Mas não podemos esquecer que é preciso uma intimidade construída ao longo dos anos. É preciso também amá-lo de toda a alma e de todo o entendimento. É preciso começar cedo a trilhar os caminhos do Senhor. A fé é fruto de uma escolha de vida, que, com o passar dos anos, vai se fortalecendo e nos dando a certeza de que o Senhor está sempre ao nosso lado.

Por isso, rezar é importante. Tanto as orações pessoais, escondidos em nosso quarto, com a porta fechada e o joelho no chão, como as orações comunitárias, quando nos encontramos com os irmãos nas missas, nos terços em família, nas novenas. Sabemos que também ali está Jesus. “Onde dois ou três estiverem reunidos em meu nome, ali estou no meio deles”, encontramos no evangelho de Mateus.

É preciso ainda ter uma fé inteligente. A fé nunca anula a razão, pelo contrário, faz com que os nossos pensamentos fiquem mais atentos ao movimento do sagrado em nossas vidas. Leva-nos ainda a buscar mais conhecimento sobre a Palavra, sobre a Doutrina Católica, sobre o Magistério da Igreja. Um católico que não aprofunda a sua fé, não consegue amar a Deus de todo o entendimento.

Fiquei sabendo que o pai daquela garotinha saiu do hospital dias atrás. Parece que está melhor, recuperando a saúde. Ele ainda não sabe, mas vou me encontrar com ele em breve.

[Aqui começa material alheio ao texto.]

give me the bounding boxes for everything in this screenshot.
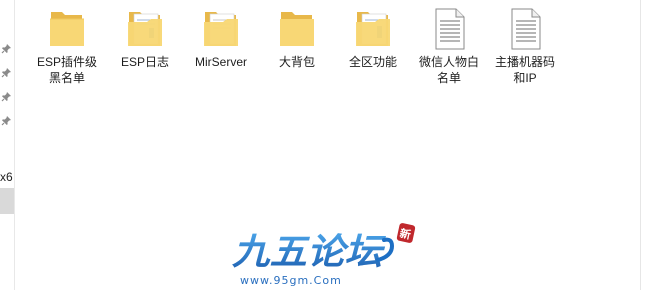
file-label-line: 名单 — [436, 71, 461, 85]
nav-item-selected[interactable] — [0, 188, 14, 214]
file-label-line: 全区功能 — [348, 55, 397, 69]
watermark-url: www.95gm.Com — [240, 274, 342, 287]
watermark-logo: 九五论坛 新 www.95gm.Com — [231, 223, 416, 287]
folder-with-files-icon — [356, 12, 390, 46]
scrollbar-track-edge — [640, 0, 641, 290]
file-label-line: 主播机器码 — [494, 55, 555, 69]
folder-icon — [50, 12, 84, 46]
pane-divider — [14, 0, 15, 290]
file-label-line: 大背包 — [278, 55, 315, 69]
folder-with-files-icon — [204, 12, 238, 46]
file-item-all-zone-features[interactable]: 全区功能 — [340, 6, 406, 70]
nav-item-truncated-label[interactable]: x6 — [0, 170, 13, 184]
pin-icon[interactable] — [1, 67, 12, 78]
text-file-icon — [435, 8, 465, 50]
file-item-big-backpack[interactable]: 大背包 — [264, 6, 330, 70]
file-label-line: 和IP — [513, 71, 537, 85]
pin-icon[interactable] — [1, 91, 12, 102]
file-item-esp-plugin-blacklist[interactable]: ESP插件级 黑名单 — [34, 6, 100, 86]
navigation-pane: x6 — [0, 0, 15, 290]
watermark-logo-text: 九五论坛 — [232, 232, 386, 273]
file-item-wechat-whitelist[interactable]: 微信人物白 名单 — [416, 6, 482, 86]
file-item-esp-log[interactable]: ESP日志 — [112, 6, 178, 70]
folder-with-files-icon — [128, 12, 162, 46]
file-item-mirserver[interactable]: MirServer — [188, 6, 254, 70]
file-item-streamer-machine-code[interactable]: 主播机器码 和IP — [492, 6, 558, 86]
folder-icon — [280, 12, 314, 46]
file-label-line: ESP插件级 — [36, 55, 97, 69]
file-label-line: 微信人物白 — [418, 55, 479, 69]
pin-icon[interactable] — [1, 43, 12, 54]
text-file-icon — [511, 8, 541, 50]
file-label-line: MirServer — [194, 55, 247, 69]
file-label-line: 黑名单 — [48, 71, 85, 85]
file-label-line: ESP日志 — [120, 55, 169, 69]
pin-icon[interactable] — [1, 115, 12, 126]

Quero contar-lhe sobre a sua filha. Falar que ela estava na missa com o celular na mão, e com a foto dele, rezando. Quero dizer-lhe que, através dela, eu também rezei por ele, assim como toda a nossa comunidade.

Não sei se conseguirá entender o poder da oração e de como as portas do céu se abriram naquela missa para ele. Mas terei a oportunidade de dizer-lhe que concretamente o evangelho daquele domingo foi colocado à prova e sua filha me fez perceber que há momentos em que só o amor de Deus, de todo o coração, de toda a alma e de todo o entendimento, pode fazer milagres aqui na terra.